Kehadiran koperasi banyak membantu anggota untuk keperluan apa pun. Foto : republika

Dr Encep Saepudin, SE, MSi
Dosen Universitas Muhammadiyah Purwokerto

Keberadaannya identik dengan rakyat jelata. Terutama dalam akses pemenuhan dana untuk keperluan konsumtif maupun produktif dengan nominal -maaf- 'recehan'.

Scroll untuk membaca

Scroll untuk membaca

Mayoritas omset koperasi kisaran miliaran rupiah. Hanya segelintir yang omsetnya tembus triliunan rupiah.
Begitulah geliat koperasi dalam kegiatan ekonomi. Badan usaha yang berbadan hukum dan sudah diakui dalam sistem OSS, yaitu sistem perizinan berusaha terintegrasi secara elektronik, kantor Kementerian Investasi/BKPM.

Apalagi dalam praktiknya, konsep layanannya menerapkan OSS alias ora suwe-suwe. Kagak ribet dengan segala macam syarat yang seringkali mustahil dipenuhi wong cilik.

Yang seringkali datang hanya mengenakan baju kusam. Bersandal jepit. Tubuhnya menebarkan aroma keringat.
Ruangan layanan mayoritas koperasi pun tidak kalah bersahajanya. Masih ada, lho, kantornya tanpa penyejuk ruang. Komputerisasi hanya pada pekerjaan tertentu saja.

Meskipun sarat kesederhanaan, kontribusinya bagi peningkatan kesejahteraan pengguna jasanya terbilang sukses. Kehadirannya banyak membantu anggota untuk keperluan apa pun, termasuk kebutuhan kepepet.

Koperasi memang dilahirkan untuk memanusiakan manusia.

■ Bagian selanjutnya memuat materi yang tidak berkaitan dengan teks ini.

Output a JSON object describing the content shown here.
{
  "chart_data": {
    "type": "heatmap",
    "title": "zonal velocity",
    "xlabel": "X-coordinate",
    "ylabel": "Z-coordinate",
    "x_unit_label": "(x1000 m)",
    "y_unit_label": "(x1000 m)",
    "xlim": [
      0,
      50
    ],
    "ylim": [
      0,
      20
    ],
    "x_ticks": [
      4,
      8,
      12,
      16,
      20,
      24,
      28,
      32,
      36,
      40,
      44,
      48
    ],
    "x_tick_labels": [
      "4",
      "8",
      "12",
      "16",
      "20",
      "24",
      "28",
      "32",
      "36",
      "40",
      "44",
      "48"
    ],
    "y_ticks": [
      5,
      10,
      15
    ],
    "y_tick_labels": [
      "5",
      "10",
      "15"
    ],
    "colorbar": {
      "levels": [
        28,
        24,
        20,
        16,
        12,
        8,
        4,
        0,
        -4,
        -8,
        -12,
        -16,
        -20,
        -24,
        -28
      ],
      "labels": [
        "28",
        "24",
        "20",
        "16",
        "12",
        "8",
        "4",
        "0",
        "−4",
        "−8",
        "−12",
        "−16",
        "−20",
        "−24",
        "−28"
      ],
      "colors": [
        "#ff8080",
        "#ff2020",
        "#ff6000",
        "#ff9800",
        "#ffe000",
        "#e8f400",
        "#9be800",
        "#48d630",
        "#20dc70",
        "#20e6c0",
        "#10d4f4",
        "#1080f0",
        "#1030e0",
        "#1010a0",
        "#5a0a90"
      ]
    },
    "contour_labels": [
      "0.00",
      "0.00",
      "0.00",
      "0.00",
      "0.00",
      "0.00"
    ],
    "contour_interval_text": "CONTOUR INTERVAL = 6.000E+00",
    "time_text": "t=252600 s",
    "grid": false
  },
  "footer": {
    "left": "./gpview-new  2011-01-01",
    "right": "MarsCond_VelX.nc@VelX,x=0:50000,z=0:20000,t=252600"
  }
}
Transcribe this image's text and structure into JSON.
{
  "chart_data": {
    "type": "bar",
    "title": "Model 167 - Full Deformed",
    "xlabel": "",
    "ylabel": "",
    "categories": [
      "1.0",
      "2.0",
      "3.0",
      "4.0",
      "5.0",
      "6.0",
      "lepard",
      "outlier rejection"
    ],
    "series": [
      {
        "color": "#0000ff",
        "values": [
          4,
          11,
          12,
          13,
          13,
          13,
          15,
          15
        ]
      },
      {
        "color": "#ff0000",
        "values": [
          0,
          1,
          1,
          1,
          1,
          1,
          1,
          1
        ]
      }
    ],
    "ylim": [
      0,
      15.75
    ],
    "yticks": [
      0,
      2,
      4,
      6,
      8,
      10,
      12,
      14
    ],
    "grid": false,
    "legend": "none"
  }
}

Jenisnya koperasi produsen, koperasi konsumen, koperasi simpan pinjam, koperasi pemasaran, dan koperasi jasa.

Mengusung konsep homo humanus, yaitu kesetiakawanan sosial untuk gotong royong, saling membantu, saling menolong, dan saling mendukung

Hal ini berseberangan dengan model bisnis kapitalis yang menciptakan homo economicus. Manusia serakah! Serakah dalam konsumtif. Serakah dalam penguasaan modal.

Koperasi, yang diperkenalkan Robert Owen, salah satu bentuk perlawanan konsep homo economicus, yang diperkenalkan John Stuart Mill.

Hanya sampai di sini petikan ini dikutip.